Le Premier ministre Jean-Claude Juncker a commenté dans une interview accordée au journal "Münchener Merkur" et publiée le 14 mai 2011 la décision du gouvernement danois de rétablir des contrôles douaniers permanents à ses frontières nationales.
"Nous courons le risque d’abandonner avec légèreté et sans aucune raison de grands acquis", a ainsi déclaré Jean-Claude Juncker ajoutant que, si quelqu’un lui avait dit il y a deux ans que surviendrait subitement un débat sur Schengen, il aurait douté de la santé mentale de cette personne.
"Celui qui restreint de nouveau la libre circulation des personnes en Europe s’en prend à ce qui a conquis le cœur des Européens", estime en effet le Premier ministre luxembourgeois pour qui "il n’est pas admissible que certains Etats réintroduisent le contrôle des personnes et que la Commission européenne soit exclue de ce processus". "Les frontières sont la plus terrible des inventions jamais faites par les politiciens", selon Jean-Claude Juncker qui a rappelé que nombre de "malheurs sont arrivés aux frontières européennes du 20e siècle".

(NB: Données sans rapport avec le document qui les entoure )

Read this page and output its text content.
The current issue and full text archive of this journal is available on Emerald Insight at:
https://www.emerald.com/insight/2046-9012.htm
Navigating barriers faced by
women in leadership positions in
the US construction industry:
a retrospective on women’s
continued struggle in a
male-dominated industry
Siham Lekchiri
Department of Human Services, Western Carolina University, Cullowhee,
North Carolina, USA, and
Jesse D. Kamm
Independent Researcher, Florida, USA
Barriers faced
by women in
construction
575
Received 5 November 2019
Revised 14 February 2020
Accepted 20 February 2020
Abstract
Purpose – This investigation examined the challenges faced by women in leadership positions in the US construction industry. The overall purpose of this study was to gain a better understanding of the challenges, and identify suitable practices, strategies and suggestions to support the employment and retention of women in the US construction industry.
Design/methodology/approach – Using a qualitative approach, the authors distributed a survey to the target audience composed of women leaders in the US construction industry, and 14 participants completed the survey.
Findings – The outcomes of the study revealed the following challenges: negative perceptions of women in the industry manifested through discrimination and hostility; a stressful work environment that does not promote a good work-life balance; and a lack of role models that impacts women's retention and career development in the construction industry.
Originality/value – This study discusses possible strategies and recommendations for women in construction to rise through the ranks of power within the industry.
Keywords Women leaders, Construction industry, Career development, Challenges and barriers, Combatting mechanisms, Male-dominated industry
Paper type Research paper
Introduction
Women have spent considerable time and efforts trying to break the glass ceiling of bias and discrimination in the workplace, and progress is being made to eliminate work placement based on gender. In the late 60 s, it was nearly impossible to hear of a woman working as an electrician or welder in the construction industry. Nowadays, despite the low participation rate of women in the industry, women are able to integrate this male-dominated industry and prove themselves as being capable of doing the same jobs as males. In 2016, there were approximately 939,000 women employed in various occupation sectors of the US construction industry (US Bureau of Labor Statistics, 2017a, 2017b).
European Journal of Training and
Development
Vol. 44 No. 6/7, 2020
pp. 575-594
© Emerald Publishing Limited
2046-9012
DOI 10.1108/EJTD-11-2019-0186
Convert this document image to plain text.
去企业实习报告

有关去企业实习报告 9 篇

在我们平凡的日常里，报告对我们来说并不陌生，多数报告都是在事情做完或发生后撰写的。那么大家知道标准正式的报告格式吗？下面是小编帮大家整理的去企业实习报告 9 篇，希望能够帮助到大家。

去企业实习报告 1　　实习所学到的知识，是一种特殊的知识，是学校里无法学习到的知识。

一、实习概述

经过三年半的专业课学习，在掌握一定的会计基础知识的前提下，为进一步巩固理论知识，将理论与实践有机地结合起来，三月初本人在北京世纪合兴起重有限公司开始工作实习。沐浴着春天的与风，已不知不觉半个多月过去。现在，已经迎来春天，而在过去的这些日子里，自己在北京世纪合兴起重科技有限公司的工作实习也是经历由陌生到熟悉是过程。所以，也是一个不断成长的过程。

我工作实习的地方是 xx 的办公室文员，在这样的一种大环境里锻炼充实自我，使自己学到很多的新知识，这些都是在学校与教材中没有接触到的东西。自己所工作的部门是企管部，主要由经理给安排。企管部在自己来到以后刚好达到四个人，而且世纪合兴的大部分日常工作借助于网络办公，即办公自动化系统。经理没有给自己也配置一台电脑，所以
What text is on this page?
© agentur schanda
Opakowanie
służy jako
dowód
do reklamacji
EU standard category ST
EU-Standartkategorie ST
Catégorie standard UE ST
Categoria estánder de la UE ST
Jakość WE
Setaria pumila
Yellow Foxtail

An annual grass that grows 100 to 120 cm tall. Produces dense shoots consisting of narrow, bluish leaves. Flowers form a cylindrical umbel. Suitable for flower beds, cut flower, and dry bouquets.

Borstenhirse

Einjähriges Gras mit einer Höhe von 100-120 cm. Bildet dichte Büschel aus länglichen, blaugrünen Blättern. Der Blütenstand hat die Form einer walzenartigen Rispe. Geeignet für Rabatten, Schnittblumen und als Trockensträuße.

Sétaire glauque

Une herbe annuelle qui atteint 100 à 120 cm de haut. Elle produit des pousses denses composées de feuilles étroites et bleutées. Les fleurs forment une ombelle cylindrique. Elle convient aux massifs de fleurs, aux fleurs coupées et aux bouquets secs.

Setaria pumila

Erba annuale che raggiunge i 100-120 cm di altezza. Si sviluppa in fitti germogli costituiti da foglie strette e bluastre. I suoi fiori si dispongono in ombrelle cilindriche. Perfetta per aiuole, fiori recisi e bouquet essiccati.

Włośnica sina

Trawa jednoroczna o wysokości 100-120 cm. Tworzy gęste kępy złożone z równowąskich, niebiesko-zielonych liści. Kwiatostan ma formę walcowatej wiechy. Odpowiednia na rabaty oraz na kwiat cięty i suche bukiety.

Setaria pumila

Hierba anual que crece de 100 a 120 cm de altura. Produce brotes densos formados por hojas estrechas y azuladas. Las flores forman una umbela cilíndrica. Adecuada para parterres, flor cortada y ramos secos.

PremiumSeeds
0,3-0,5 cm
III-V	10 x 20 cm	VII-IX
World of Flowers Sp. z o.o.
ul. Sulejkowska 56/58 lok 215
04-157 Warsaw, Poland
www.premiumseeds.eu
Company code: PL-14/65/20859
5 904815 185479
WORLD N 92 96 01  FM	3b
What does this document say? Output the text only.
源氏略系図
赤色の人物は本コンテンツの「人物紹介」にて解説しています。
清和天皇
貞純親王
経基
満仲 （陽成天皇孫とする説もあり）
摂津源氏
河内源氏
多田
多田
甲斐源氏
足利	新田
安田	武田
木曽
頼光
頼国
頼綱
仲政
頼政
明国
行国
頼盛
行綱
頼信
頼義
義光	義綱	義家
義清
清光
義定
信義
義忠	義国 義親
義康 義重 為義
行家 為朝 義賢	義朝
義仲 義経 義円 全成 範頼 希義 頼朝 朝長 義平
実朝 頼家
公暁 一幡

"Je n’ai pas encore très bien compris ce que les Danois veulent vraiment, mais s’il devait s’avérer que ce n’est pas compatible avec le droit en vigueur, alors la Commission doit intenter un procès", a conclu Jean-Claude Juncker qui a rappelé qu'il est "permis de faire des contrôles sporadiques."
Le 11 mai 2011, le gouvernement danois avait décidé de rétablir "au plus vite" des contrôles douaniers permanents à ses frontières nationales avec l'Allemagne et la Suède pour lutter contre l'immigration illégale et la criminalité organisée.
La mesure a été prise sous la pression du Parti du Peuple danois (PPD, extrême droite) opposé à l'immigration, et elle a été annoncée sans aucune concertation préalable avec les autres pays concernés à la veille du Conseil JAI extraordinaire du 12 mai 2011.
La mesure danoise doit entrer en application à la fin du mois de mai 2011 et se traduira surtout par des contrôles à la frontière avec l'Allemagne, dans les ports et au bout du pont géant de l'Oeresund qui relie la Suède au Danemark.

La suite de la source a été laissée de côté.